The center's historical exhibits begin with a bidarka - a kayak - and other Alaska Native life replicas.

"We're not really looking at it as a history of people but more how people affected wildlife. When the first people came to the islands, you had the beginnings of subsistence use," Benson said.

A display on commercial use of wildlife in the refuge has a fox farmer greeting visitors from a video screen, so it looks as if he's standing in the doorway of a log cabin.

"If you were to stand here and read all these things, obviously the message we'd want to send you away with is that we realize it was an important part of the era both for Alaska and the United States, but it was very detrimental to the wildlife of the refuge," said Siekaniec, of the exhibit's theme, which explains how refuge personnel are now seeking to reverse the trend, removing foxes from the islands to restore biodiversity.

"I think it also shows, too, the invasive species problem that we will always be dealing with, being an island refuge," said Benson.

There's seabird theater with wind and aroma machines, along with panoramic videos of shorebirds and seabirds sculptures perched in high rock walls.

"This is a room that does indeed have a smell machine," Benson said. "There are little fans that blow out little essences of marine smell."

With more seabirds in the refuge than anywhere else in North America, one single island may hold one million birds.

"Some of the old, historical accounts are that people actually navigated by the smells they were picking up off of bird colonies. They knew they were getting close to rocky areas, and the fog might have been so heavy they couldn't see it," said Siekaniec.

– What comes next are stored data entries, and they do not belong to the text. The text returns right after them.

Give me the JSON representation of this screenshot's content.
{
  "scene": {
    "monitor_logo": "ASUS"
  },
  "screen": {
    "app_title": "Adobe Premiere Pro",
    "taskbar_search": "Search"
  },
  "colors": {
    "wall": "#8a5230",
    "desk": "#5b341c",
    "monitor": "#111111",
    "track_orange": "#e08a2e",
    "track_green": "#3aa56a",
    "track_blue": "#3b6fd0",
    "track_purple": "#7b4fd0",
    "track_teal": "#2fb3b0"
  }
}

Other displays include past and present military sites in the refuge - some 35 all told.

Also on the premises are administrative offices for the refuge and the reserve; an indoor theater, which seats 120; and an amphitheater.

The facility has space dedicated to education and research, with room for conference and training seminars.

"What we're trying to do with that is transfer information transfer knowledge from the scientist to the people who make decisions about resources," said Terry Thompson, reserve education coordinator.

Some exhibits focus on modern-day activities at the refuge, with virtual visits to different islands.

The refuge exhibit area culminates with "One Big Ocean," a display that includes a lighted dome of the north Pacific and the Bering Sea, surrounded by coastal regions, along with panoramic panels of facts and quotes from conservation leaders.

"Hopefully, well be able to keep it fresh enough that it entices the people that live in the town to continue to come back and see us, as we freshen up a new area or display, or learn new programs," said Siekaniec.